Greenpeace activists on board the Esperanza will notify the relevant marine authorities of the location of each of the sculptures deposited in the Dogger Bank to ensure safe navigation for all mariners operating in the area. They pose no safety threat to passing marine traffic.
Greenpeace is calling for 30% of the world’s oceans to be fully or highly protected by 2030. The UK Government backs this call, but is still failing to properly protect our waters closer to home. Just 5 out of the UK’s 73 offshore marine protected areas “may be “progressing towards their conservation targets."

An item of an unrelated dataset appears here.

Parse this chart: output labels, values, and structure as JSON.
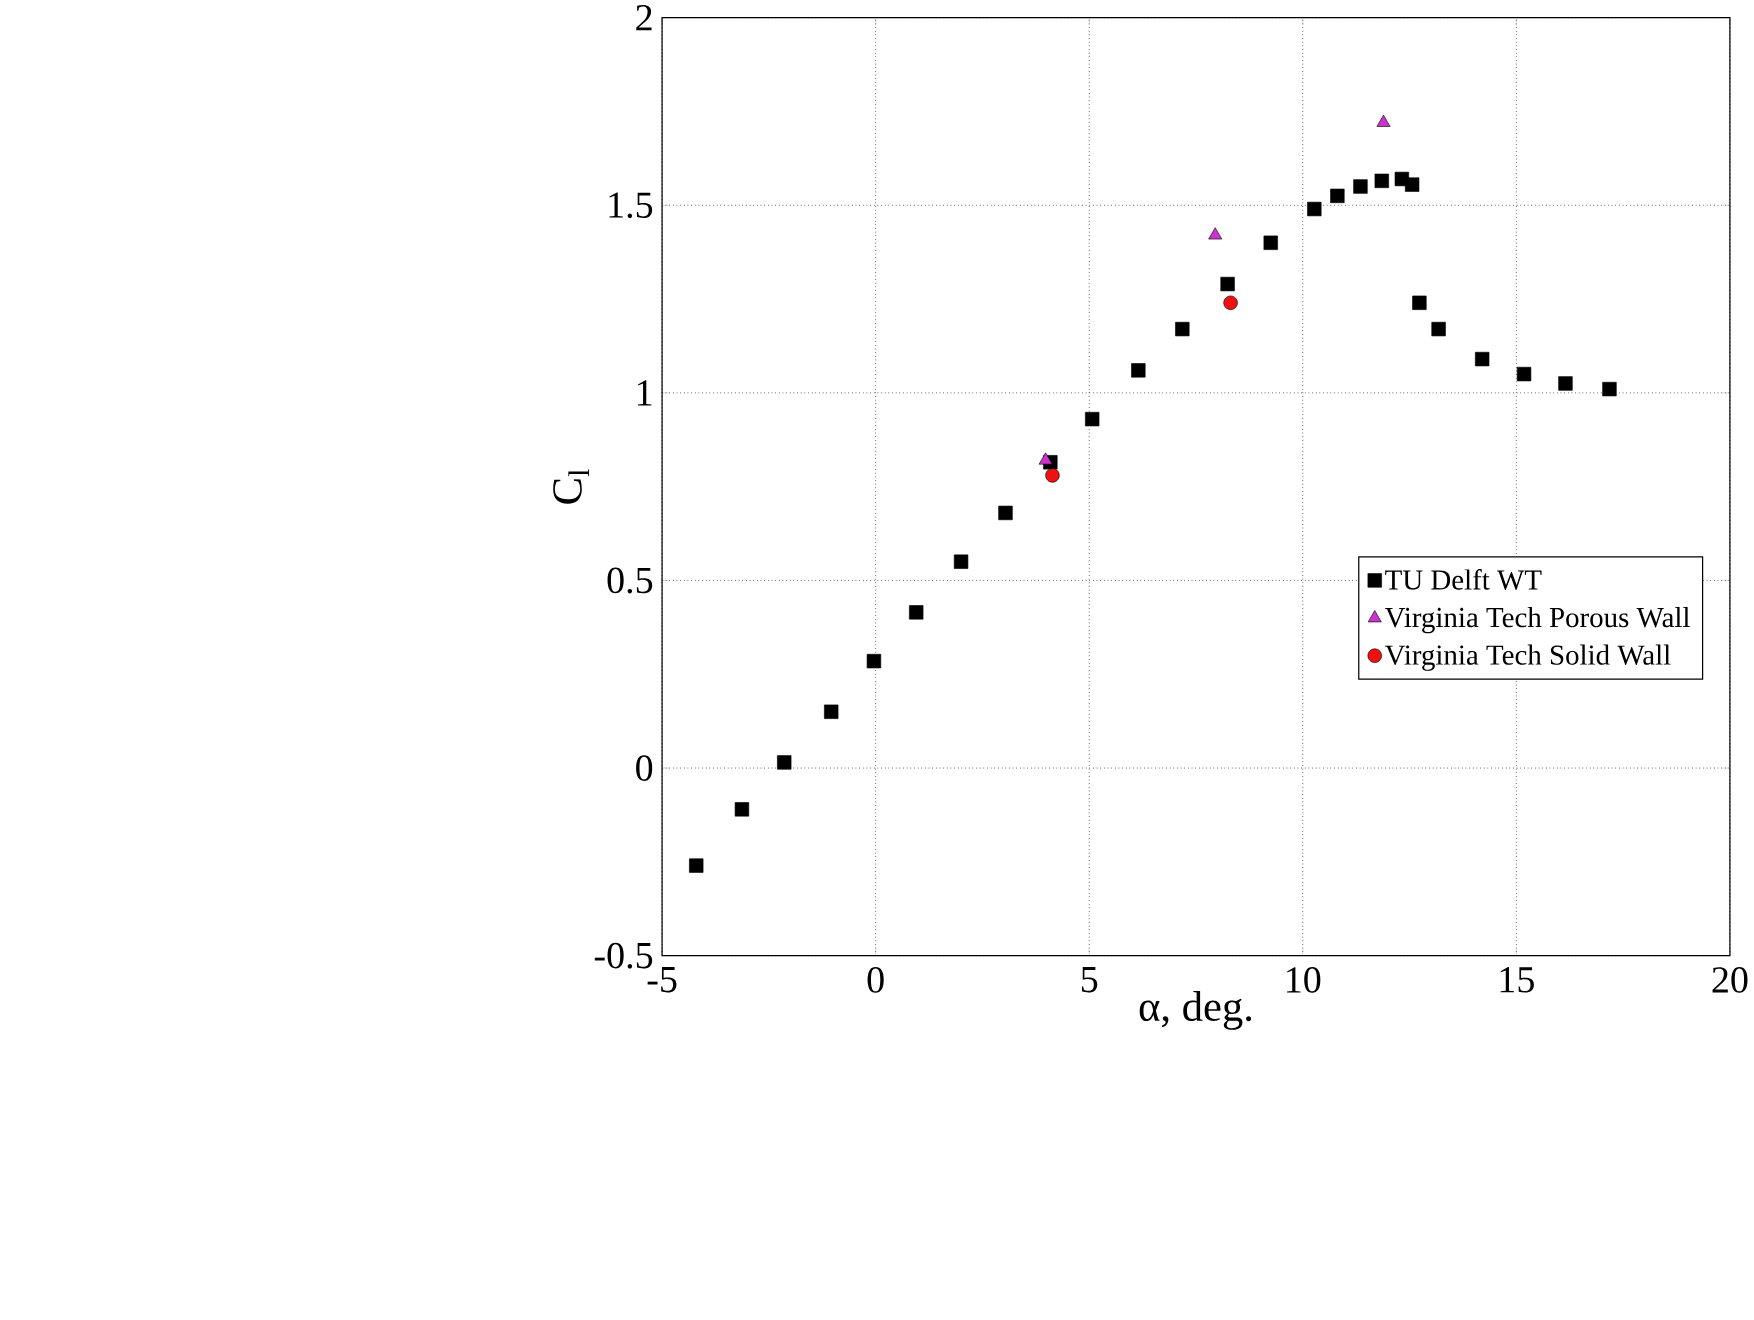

Greenpeace will remove the boulders and sculptures - both in the Dogger Bank and at DEFRA - if the UK Government commits to immediately ban industrial fishing from the Dogger Bank and all of the UK’s offshore MPAs.
About Fiona Banner aka The Vanity Press:
Fiona Banner often works under the moniker of The Vanity Press. She established the imprint in 1997, with her seminal book The Nam. Since then she has published many works, some in the form of books, some sculptural, some performance based. In 2009 she issued herself an ISBN number and registered herself as a publication under her own name. Humour, conflict and language are at the core of her work. She first became known for her “wordscapes” – often heroically proportioned works that capture in her own words films, from war blockbusters to porn. Fiona first presented her full stops at Tate Britain in 1997 and was nominated for the Turner Prize in 2002. Banner has exhibited internationally with solo exhibitions at institutions including Tate Britain and IKON Gallery and her work is held in many public collections including Tate and MoMA. She is Professor of Perspective at the Royal Academy and is based in London.
The public action also coincides with a new project titled ‘The Retrospective Has Been Cancelled’ at Phytology, an open-air artist and community-led space in Tower Hamlets exploring the environmental and social complexities of the urban landscape.